After a 24 hours incubation at 37 °C in a humidified atmosphere of 5% CO₂, in vitro cell viability was determined using the MTT Cell Proliferation Assay Kit (ab211091, Abcam, Cambridge, UK), according to manufacturer’s instructions. Briefly, growth medium was removed from all wells, and 50 µL of growth medium and 50 µL of 3-(4,5-dimethylthiazol-2-yl)-2,5-diphenyltetrazolium bromide (MTT) reagent were added into each well. Cells were then incubated at 37 °C for 3 h, after which 150 µL of MTT solvent was added into each well. Microplates were wrapped in foil and agitated on an orbital shaker for 15 min at room temperature. Cell viability was evaluated using a microplate reader (BGM LABTECH, Ortenberg, Germany) to measure optical density at a wavelength of 584 nm. Growth medium without cells was set as the blank control. Cell viability was expressed as a percentage relative to the untreated control (growth medium plus HEKa cells), which was set as being 100% viable. Assays were performed in triplicate.

4.5. Statistical Analysis

Statistical analysis was performed using the GraphPad Prism 5 Software for Windows. For storage assays, differences between delivery systems were evaluated using the t-test. Differences between storage temperatures were determined by analysis of variance using the one-way ANOVA followed by Tukey’s post-test. Finally, the influence of storage duration on nisin’s activity was analyzed using linear regression.

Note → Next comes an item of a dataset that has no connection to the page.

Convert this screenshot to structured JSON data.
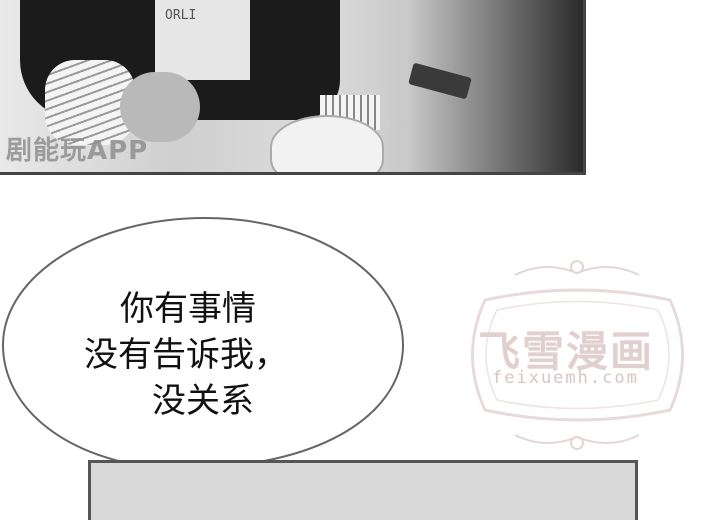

For cytotoxicity assays, the cell viability values presented by the suspensions under study were evaluated by analysis of variance using the one-way ANOVA followed by Dunnett’s post-test. A two-tailed p ≤ 0.05 was considered to be statistically significant in all the applied tests.

5. Conclusions

The nisin biogel demonstrated antimicrobial activity against S. aureus DFI isolates that are maintained after long-term storage at different temperatures. Furthermore, this nisin-biogel exhibited low cytotoxic activity towards human epidermal keratinocytes, either in fresh preparations or after long term storage. These results highlight the safety and stability of the antimicrobial nisin-biogel, supporting its potential use as a new topical complementary or alternative therapeutic approach in managing chronic DFIs.